Now that we have some functions for creating data, let's create our data set that we will cluster:

In [None]:
dgms = [make_sphere_dgm() for _ in range(10)] \
    + [make_torus_dgm() for _ in range(10)] \
    + [make_swiss_roll_dgm() for _ in range(4)]

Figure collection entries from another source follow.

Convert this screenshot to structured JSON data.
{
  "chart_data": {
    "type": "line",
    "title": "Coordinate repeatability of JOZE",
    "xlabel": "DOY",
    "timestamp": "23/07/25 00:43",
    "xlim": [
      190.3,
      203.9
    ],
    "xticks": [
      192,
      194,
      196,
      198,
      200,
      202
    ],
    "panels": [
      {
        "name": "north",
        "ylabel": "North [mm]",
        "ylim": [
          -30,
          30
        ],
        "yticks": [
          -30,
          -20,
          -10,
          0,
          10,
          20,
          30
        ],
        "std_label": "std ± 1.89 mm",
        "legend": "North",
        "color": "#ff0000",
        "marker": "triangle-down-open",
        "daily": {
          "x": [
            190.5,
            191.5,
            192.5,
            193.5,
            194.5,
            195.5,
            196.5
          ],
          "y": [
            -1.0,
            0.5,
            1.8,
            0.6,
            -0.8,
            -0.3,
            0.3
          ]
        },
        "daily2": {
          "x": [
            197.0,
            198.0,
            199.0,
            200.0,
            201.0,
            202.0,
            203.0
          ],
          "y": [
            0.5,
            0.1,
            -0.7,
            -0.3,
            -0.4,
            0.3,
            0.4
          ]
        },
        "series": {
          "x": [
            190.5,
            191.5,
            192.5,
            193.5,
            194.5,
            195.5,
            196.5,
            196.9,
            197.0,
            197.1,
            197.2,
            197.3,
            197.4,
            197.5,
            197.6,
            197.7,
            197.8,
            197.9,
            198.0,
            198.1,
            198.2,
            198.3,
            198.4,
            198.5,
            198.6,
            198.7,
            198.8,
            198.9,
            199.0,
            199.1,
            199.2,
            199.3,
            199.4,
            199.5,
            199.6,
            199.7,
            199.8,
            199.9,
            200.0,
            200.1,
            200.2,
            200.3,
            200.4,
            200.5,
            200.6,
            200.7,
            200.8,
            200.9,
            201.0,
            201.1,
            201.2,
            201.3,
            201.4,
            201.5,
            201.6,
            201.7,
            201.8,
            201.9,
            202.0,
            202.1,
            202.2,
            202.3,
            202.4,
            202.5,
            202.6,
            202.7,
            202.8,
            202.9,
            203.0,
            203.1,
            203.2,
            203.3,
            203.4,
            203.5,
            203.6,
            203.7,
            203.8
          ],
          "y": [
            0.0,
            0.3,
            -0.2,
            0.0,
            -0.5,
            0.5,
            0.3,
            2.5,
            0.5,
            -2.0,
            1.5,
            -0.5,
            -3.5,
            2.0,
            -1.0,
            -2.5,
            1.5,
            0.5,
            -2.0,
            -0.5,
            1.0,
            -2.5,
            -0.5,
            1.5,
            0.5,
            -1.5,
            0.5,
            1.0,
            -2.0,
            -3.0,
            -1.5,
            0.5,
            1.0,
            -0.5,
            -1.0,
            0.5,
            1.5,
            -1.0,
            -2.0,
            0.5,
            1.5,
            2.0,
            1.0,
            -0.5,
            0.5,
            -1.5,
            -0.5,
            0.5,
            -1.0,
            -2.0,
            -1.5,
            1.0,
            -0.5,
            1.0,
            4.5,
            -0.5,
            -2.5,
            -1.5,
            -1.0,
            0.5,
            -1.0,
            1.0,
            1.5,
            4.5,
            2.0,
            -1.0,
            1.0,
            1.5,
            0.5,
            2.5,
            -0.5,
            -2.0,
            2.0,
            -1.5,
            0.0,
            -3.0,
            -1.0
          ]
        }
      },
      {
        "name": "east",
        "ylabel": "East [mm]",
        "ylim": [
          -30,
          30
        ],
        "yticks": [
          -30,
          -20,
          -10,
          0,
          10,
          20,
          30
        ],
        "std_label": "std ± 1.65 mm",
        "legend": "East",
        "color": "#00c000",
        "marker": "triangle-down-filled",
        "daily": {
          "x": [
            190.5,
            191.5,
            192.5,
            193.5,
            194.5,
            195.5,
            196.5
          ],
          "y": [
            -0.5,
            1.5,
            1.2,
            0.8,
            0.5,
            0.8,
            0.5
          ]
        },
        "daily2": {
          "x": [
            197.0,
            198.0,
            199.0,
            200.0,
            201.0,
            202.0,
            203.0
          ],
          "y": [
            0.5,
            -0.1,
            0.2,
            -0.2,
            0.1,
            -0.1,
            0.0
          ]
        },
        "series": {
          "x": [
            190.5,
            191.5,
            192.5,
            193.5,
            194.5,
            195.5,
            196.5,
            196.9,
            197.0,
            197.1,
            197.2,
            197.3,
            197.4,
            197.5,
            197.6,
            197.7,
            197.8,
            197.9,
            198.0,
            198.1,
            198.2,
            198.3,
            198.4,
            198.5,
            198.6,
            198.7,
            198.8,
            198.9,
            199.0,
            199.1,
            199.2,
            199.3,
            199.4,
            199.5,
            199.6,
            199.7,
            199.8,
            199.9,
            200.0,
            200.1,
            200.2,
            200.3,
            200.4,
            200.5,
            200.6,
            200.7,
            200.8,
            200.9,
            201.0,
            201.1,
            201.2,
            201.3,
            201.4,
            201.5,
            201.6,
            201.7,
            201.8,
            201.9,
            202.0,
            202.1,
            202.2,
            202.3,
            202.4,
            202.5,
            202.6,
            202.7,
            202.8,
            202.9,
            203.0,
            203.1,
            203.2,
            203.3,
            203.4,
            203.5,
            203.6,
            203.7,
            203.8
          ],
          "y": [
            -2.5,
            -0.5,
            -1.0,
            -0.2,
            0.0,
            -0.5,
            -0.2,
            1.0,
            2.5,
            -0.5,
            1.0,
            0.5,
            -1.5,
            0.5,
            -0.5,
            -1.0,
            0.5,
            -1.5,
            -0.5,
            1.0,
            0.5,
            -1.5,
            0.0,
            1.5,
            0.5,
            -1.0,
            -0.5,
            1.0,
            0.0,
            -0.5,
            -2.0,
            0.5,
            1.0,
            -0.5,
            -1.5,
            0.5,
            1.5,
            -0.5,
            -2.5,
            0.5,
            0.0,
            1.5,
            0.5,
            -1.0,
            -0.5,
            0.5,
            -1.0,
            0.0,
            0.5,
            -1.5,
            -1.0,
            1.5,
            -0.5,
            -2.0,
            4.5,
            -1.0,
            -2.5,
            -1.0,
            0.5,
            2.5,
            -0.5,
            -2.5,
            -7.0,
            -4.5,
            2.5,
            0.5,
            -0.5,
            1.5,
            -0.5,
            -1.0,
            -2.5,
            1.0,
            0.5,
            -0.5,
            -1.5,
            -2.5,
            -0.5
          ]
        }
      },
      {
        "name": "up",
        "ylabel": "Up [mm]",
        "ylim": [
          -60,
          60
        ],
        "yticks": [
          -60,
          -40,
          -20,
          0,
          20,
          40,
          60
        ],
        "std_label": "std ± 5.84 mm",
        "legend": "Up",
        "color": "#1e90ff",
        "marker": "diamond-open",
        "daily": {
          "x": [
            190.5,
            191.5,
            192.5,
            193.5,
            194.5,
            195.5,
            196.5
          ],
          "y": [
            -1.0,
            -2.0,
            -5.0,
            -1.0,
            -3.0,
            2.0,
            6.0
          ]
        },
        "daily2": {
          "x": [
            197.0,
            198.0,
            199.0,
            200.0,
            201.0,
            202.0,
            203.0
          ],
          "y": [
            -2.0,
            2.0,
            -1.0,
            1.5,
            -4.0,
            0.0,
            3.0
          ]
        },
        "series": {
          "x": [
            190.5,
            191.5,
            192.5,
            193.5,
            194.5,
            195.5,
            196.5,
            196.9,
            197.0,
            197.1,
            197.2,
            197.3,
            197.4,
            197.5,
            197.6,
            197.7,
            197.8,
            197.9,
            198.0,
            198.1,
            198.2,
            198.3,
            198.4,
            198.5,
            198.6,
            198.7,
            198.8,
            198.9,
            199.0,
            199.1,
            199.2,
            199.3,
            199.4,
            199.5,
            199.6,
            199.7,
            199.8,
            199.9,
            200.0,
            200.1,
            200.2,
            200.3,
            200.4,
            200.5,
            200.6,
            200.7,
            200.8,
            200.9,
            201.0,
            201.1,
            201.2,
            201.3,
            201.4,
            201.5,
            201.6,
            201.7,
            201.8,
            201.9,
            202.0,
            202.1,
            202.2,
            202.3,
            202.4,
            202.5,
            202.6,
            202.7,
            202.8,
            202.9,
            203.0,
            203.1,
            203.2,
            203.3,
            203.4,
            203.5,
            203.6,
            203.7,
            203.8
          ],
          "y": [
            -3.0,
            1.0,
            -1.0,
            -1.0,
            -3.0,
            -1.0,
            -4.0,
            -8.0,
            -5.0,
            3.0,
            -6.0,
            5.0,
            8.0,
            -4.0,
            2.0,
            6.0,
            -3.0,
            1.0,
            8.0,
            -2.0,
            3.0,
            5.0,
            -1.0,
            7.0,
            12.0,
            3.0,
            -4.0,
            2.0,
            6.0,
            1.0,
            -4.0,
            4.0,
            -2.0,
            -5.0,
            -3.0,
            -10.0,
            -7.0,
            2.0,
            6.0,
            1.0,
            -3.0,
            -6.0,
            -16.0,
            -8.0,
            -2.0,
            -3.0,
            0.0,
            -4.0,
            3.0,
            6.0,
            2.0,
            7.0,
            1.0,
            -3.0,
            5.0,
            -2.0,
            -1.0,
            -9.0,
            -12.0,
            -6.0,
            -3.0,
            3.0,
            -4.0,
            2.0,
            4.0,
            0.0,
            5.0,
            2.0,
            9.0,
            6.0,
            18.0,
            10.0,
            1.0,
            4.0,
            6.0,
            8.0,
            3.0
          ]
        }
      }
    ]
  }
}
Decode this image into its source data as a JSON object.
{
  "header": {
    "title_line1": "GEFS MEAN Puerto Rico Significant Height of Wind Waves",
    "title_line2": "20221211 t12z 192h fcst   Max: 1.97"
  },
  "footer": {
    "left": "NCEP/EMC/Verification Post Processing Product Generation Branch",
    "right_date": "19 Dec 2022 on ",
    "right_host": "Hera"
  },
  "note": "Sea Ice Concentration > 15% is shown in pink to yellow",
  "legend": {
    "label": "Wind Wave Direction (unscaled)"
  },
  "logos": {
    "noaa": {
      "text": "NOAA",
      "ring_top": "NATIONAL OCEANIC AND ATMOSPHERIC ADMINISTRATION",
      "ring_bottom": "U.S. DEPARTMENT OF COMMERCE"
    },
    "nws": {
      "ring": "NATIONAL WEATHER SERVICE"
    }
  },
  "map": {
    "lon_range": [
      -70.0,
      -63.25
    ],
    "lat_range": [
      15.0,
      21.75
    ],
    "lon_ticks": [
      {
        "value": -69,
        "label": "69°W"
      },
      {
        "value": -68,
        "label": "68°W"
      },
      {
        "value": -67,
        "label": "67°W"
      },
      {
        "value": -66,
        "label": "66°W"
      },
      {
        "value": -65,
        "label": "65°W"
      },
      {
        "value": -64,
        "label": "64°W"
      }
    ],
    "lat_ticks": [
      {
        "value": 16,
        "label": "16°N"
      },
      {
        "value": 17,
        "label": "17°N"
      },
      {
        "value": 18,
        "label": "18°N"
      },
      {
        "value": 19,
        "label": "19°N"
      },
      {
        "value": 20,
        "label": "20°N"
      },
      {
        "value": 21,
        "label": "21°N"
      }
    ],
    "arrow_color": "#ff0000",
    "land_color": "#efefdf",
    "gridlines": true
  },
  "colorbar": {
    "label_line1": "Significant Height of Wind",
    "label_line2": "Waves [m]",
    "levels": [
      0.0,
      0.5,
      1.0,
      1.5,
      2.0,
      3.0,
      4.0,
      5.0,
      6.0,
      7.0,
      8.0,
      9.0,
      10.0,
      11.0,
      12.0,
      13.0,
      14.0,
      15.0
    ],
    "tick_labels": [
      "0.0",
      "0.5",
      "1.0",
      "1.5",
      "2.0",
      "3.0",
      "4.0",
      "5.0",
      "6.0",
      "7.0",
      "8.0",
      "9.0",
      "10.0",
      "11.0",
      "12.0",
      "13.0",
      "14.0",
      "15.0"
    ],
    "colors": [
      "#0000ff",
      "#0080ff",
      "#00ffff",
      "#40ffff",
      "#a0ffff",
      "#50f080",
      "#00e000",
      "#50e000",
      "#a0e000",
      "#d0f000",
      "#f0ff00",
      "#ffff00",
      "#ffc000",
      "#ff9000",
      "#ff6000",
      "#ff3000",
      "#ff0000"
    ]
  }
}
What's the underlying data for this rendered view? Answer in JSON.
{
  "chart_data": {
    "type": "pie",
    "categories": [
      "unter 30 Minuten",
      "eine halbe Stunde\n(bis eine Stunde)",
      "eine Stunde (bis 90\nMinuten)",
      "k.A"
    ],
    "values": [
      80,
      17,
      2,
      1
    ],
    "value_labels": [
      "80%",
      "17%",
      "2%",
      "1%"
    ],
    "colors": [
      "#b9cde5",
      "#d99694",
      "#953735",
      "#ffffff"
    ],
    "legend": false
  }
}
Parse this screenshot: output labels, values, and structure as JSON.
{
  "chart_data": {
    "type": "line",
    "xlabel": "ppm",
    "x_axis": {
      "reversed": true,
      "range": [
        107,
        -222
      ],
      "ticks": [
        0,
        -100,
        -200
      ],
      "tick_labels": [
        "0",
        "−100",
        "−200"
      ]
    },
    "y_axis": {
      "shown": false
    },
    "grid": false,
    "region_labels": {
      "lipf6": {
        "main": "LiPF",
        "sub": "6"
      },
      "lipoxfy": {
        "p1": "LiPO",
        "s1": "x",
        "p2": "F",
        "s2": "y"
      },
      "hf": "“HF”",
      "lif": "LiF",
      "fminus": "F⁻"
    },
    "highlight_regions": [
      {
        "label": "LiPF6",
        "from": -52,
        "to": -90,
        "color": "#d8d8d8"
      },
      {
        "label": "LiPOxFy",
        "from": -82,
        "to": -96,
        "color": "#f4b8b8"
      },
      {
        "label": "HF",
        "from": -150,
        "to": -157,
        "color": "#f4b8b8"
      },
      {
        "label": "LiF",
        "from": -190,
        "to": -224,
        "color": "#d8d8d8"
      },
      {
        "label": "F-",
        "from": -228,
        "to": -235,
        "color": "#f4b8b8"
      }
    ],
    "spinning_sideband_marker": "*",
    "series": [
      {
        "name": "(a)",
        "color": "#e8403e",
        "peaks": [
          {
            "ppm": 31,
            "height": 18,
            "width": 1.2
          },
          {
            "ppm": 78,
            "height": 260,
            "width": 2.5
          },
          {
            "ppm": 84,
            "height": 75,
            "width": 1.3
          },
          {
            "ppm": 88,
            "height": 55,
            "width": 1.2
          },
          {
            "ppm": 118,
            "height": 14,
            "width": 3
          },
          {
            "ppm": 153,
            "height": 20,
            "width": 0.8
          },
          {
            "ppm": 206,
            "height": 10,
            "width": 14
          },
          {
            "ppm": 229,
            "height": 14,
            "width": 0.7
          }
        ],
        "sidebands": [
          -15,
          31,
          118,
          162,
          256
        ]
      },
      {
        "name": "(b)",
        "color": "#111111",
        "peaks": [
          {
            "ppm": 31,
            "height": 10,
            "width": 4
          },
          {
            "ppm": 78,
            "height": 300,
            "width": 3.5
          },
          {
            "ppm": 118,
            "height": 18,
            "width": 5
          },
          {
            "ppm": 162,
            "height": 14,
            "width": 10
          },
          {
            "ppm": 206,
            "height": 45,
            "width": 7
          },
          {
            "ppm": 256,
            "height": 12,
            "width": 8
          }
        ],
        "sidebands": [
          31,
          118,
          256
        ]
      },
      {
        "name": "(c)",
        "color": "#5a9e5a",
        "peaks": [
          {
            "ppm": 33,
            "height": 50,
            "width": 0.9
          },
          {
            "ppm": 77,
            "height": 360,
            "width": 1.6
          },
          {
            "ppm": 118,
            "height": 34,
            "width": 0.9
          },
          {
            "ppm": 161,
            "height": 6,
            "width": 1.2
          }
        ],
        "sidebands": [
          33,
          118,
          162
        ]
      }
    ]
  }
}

And we are off!  Let's do some experiments

In [None]:
import time
import pandas as pd
from sklearn import metrics

def add_row(df, delta, num_edges, max_edges, rand_index, dbscan_time, dbspan_time):
    data = [delta, rand_index, num_edges, max_edges, num_edges/max_edges, dbscan_time, dbspan_time, dbscan_time/dbspan_time]
    cols=['Delta', 'RandIdx', 'nEdges', 'maxEdges', '%Edges', 'T_DBSCAN', 'T_DBSPAN', 'T_Ratio']
    line = pd.DataFrame([data,], columns=cols)
    return pd.concat([df, line])

def run_configuration(df, data, delta, cache=None):
    # create the algos
    algo_dbscan, algo_dbspan = make_algos(eps=.3, min_samples=5, delta=delta)

    # run the algos
    t0 = time.perf_counter()
    true_labels = cache['true_labels'] if cache else algo_dbscan.fit(data)
    t1 = time.perf_counter()
    dbspan_labels, dbg_data= algo_dbspan.fit(data, dbg=True)
    t2 = time.perf_counter()
    
    # pull out the dbg data for the analysis
    spanner = dbg_data['neighborhood'].spanner
    
    # prepare data for row
    rand_index = metrics.rand_score(true_labels, dbspan_labels)
    dbscan_time = cache['dbscan_time'] if cache else t1 - t0
    dbspan_time = t2 - t1
    num_edges = spanner.number_of_edges()
    n = spanner.number_of_nodes()
    max_edges = n * (n-1) / 2
    
    # return row
    return add_row(df, delta, num_edges, max_edges, rand_index, dbscan_time, dbspan_time), {
        'true_labels': true_labels,
        'dbscan_time': dbscan_time,
    }

In [None]:
results = None
cache = None
for delta in [.1, 1, 10, 50, 100, 500, 1000]:
    results, cache = run_configuration(results, dgms, delta, cache=cache)
    print(results)

In [None]:
cache